Spelaeomys Temporal range: Late Pleistocene–Holocene PreꞒ Ꞓ O S D C P T J K Pg N ↓
- Conservation status: Extinct (IUCN 2.3)

Scientific classification
- Kingdom: Animalia
- Phylum: Chordata
- Class: Mammalia
- Order: Rodentia
- Family: Muridae
- Subfamily: Murinae
- Genus: †Spelaeomys Hooijer, 1957
- Species: †S. florensis
- Binomial name: †Spelaeomys florensis Hooijer, 1957

= Spelaeomys =

- Genus: Spelaeomys
- Species: florensis
- Authority: Hooijer, 1957
- Conservation status: EX
- Parent authority: Hooijer, 1957

Extinct species of rodent

Spelaeomys florensis, also known as the Flores cave rat, is an extinct species of rat that was formerly endemic to the island of Flores, Indonesia.

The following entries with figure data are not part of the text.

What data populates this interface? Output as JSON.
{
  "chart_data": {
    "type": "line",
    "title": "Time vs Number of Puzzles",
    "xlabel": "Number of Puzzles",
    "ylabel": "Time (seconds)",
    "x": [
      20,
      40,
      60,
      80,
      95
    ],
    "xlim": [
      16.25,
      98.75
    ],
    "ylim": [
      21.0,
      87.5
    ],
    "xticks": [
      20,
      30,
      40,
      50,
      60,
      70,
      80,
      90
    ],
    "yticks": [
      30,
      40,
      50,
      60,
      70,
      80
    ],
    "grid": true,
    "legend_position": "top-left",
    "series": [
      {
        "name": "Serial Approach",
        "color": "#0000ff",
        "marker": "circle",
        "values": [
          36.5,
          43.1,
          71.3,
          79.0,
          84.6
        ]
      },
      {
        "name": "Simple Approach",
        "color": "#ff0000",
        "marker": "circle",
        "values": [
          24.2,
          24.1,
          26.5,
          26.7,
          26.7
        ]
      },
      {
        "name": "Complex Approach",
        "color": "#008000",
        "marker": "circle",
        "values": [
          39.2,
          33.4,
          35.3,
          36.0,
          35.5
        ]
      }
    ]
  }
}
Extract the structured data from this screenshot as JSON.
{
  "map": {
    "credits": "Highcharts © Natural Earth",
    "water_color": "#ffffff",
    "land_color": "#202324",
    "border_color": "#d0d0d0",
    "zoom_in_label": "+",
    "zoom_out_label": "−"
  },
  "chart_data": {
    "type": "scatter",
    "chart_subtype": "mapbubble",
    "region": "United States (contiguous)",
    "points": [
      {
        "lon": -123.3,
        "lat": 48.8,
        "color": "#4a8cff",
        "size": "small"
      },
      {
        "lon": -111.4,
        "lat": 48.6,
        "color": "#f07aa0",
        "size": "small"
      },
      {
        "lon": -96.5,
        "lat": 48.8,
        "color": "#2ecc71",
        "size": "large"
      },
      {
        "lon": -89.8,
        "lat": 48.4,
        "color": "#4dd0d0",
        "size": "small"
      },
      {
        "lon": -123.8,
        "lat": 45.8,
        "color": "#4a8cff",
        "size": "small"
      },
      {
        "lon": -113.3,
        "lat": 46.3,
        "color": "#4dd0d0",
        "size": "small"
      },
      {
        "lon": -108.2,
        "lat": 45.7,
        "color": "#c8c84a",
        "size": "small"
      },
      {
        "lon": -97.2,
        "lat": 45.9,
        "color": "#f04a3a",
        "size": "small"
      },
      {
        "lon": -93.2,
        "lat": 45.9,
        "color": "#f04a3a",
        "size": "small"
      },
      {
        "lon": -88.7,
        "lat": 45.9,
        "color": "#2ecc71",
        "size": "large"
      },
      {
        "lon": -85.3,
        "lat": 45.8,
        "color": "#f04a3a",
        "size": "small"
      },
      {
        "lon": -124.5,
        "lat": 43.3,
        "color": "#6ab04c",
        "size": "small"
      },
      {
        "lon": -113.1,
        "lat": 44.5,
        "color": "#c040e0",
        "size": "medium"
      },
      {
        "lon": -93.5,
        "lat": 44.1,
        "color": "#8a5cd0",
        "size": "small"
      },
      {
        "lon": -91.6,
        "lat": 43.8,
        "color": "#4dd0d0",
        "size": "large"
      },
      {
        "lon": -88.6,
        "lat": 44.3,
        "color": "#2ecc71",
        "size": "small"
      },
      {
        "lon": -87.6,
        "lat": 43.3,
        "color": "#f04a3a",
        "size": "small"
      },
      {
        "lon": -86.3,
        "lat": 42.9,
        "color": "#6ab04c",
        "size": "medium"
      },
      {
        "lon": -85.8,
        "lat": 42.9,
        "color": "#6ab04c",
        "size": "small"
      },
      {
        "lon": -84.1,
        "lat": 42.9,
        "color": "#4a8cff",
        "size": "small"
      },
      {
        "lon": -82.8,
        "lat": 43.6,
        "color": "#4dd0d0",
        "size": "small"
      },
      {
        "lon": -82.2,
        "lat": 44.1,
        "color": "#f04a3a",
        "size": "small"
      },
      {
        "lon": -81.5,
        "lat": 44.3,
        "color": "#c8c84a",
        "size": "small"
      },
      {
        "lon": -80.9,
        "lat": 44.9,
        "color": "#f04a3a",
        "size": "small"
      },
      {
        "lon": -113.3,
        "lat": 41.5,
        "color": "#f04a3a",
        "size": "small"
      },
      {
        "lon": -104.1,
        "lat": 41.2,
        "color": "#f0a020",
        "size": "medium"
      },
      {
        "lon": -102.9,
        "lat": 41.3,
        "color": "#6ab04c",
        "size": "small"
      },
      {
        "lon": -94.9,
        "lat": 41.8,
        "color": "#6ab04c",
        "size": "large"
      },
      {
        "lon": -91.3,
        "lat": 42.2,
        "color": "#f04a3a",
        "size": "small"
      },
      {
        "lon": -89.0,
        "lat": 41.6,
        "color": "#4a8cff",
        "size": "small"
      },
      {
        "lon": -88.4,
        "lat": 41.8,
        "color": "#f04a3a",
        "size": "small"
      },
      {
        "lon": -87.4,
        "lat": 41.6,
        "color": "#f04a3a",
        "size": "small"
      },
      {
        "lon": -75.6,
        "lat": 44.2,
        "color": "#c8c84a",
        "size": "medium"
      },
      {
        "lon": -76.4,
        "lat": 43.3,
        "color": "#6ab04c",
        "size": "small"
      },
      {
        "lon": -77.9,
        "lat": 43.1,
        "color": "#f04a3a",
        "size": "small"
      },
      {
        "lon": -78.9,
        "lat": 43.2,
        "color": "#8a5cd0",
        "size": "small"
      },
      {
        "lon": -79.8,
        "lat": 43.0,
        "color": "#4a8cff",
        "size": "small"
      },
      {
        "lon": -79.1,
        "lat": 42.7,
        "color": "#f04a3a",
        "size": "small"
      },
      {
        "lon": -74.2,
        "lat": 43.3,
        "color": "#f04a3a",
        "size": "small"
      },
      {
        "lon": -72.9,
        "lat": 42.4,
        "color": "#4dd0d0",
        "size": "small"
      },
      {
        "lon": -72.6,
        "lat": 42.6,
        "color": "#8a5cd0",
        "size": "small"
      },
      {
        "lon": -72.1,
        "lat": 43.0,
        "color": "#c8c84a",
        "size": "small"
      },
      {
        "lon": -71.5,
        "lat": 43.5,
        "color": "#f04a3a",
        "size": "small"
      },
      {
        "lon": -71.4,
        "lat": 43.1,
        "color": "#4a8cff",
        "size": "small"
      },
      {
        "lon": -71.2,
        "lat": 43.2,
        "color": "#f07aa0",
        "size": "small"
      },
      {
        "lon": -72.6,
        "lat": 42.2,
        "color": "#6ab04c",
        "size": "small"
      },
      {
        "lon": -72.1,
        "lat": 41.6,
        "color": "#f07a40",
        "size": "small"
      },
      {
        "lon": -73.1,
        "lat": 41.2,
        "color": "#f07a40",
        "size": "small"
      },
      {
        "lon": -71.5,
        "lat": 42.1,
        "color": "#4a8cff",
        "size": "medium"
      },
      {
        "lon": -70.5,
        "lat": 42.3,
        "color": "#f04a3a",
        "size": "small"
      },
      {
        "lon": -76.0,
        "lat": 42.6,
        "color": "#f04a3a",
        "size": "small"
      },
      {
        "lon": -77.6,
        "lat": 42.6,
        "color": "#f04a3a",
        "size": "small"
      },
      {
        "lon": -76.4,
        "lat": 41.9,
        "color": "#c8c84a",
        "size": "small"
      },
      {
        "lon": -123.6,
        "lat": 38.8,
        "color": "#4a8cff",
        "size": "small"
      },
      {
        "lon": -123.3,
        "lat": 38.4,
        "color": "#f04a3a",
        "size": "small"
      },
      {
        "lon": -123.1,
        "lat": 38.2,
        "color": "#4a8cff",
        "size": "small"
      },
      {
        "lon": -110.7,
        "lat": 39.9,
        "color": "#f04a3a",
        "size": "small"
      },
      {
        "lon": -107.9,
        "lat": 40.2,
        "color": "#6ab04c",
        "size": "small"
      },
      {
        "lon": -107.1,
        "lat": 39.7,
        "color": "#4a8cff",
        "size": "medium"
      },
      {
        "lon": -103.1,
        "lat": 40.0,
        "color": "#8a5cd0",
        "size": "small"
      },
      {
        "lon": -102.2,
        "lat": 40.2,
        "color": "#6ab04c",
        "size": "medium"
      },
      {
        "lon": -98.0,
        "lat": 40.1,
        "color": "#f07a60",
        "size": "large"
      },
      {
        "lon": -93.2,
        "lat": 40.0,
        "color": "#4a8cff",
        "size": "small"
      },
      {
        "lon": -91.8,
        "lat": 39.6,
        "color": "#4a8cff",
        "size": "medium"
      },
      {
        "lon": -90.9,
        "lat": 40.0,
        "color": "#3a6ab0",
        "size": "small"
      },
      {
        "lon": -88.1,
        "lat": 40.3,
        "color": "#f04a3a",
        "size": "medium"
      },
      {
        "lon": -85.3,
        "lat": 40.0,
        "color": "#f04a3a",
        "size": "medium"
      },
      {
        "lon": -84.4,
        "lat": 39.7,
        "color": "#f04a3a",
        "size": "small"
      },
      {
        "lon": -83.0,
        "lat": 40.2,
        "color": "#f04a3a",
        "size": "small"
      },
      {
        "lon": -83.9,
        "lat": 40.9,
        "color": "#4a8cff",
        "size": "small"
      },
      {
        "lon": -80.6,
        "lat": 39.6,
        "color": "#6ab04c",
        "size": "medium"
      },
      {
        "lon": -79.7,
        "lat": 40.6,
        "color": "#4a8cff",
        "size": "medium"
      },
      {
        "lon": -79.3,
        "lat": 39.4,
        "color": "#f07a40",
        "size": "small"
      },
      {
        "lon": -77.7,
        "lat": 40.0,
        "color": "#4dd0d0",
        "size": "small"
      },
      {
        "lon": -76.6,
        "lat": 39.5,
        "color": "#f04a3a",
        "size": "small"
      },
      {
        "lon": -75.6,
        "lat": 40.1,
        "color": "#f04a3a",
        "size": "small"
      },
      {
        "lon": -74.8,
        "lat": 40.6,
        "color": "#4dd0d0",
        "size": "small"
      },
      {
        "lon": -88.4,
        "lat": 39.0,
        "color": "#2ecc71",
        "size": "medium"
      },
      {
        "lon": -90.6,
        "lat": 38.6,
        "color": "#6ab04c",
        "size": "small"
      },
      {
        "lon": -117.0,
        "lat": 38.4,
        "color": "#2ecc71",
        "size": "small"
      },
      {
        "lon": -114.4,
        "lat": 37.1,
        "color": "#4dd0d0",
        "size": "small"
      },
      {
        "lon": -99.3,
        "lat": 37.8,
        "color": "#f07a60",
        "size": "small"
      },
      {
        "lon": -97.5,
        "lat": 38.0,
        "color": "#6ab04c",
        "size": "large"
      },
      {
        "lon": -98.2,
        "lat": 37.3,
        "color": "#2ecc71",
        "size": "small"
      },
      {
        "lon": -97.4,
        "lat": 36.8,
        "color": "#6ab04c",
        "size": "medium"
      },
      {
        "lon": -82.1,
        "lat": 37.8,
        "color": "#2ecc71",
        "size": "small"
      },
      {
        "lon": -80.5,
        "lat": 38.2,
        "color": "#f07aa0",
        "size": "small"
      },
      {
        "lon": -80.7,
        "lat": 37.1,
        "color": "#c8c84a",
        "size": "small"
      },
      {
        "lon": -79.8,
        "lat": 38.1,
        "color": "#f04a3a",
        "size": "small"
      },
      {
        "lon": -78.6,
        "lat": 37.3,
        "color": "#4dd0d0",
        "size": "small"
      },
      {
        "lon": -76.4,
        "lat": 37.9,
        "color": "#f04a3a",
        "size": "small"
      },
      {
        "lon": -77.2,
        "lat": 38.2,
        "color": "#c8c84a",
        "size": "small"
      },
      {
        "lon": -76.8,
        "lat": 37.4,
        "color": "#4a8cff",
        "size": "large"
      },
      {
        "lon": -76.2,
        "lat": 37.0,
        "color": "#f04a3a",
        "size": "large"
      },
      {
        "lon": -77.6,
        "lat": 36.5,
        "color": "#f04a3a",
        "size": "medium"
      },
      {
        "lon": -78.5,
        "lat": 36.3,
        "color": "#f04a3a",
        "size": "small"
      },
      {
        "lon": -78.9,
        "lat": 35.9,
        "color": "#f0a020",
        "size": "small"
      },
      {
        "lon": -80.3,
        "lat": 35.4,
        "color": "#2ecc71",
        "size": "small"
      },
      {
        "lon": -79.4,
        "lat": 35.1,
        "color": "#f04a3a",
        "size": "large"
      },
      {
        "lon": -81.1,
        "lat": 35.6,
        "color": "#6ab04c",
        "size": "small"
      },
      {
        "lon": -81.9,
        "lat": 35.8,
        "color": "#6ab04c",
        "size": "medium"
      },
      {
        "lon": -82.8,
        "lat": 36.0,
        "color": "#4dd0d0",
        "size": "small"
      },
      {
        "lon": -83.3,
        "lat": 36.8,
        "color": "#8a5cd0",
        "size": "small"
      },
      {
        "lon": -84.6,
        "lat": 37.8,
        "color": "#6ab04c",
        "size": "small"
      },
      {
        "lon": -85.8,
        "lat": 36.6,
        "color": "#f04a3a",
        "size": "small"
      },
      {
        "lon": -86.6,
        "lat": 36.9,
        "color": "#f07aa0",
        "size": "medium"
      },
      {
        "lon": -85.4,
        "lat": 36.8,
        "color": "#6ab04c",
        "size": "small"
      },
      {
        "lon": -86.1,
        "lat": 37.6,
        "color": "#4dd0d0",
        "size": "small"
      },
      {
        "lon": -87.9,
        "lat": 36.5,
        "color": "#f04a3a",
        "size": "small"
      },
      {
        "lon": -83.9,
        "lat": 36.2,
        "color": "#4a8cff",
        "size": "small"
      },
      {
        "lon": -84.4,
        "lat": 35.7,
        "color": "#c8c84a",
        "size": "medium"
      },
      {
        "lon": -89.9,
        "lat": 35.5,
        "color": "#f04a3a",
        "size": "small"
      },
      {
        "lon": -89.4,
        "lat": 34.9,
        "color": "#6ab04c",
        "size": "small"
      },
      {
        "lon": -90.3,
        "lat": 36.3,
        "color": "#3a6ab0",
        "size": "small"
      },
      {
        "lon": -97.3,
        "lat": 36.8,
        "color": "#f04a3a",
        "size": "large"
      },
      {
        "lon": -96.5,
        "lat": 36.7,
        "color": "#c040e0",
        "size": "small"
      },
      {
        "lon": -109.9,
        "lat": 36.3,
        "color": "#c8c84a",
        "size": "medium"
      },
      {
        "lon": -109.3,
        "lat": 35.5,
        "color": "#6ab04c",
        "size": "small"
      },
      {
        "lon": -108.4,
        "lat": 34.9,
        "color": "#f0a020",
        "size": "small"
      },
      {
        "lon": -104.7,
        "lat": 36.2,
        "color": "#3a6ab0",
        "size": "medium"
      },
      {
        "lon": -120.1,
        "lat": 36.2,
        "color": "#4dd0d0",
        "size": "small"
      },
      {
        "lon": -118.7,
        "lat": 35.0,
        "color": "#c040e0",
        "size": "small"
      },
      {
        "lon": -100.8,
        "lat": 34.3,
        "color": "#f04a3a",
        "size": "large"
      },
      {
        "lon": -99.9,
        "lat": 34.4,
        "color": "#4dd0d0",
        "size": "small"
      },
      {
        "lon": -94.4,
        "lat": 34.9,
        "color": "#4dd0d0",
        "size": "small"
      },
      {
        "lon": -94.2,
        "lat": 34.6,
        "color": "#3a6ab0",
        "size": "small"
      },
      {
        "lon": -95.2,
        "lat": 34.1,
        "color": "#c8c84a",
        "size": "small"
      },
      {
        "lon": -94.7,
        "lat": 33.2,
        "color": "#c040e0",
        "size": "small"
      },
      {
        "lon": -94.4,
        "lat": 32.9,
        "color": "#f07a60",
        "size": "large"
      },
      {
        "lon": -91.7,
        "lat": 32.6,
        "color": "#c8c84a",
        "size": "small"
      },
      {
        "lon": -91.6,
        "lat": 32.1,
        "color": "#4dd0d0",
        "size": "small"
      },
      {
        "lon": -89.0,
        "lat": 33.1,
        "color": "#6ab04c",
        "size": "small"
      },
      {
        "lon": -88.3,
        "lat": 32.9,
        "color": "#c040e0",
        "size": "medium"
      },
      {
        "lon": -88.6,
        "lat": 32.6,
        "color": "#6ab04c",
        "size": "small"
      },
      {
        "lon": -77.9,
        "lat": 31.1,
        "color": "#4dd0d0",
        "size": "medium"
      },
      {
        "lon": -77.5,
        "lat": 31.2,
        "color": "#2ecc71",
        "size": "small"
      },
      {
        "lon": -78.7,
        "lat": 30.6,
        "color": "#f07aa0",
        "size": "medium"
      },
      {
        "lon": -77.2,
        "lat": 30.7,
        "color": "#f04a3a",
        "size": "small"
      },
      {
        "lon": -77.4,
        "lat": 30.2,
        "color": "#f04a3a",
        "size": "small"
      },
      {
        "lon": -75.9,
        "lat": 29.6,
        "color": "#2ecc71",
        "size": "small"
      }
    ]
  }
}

MacPhee and Flemming assessed this species to be extinct in 1996, but believed it probably died out before 1500. This specimen is only known from subfossil remains, including at Liang Bua cave. It is the only member of the genus Spelaeomys. It was large sized species with a body mass of around 0.6-1.6 kg. It is suggested to have been arboreal animal that lived in closed forests, and to have been herbivorous, consuming leaves and flowers.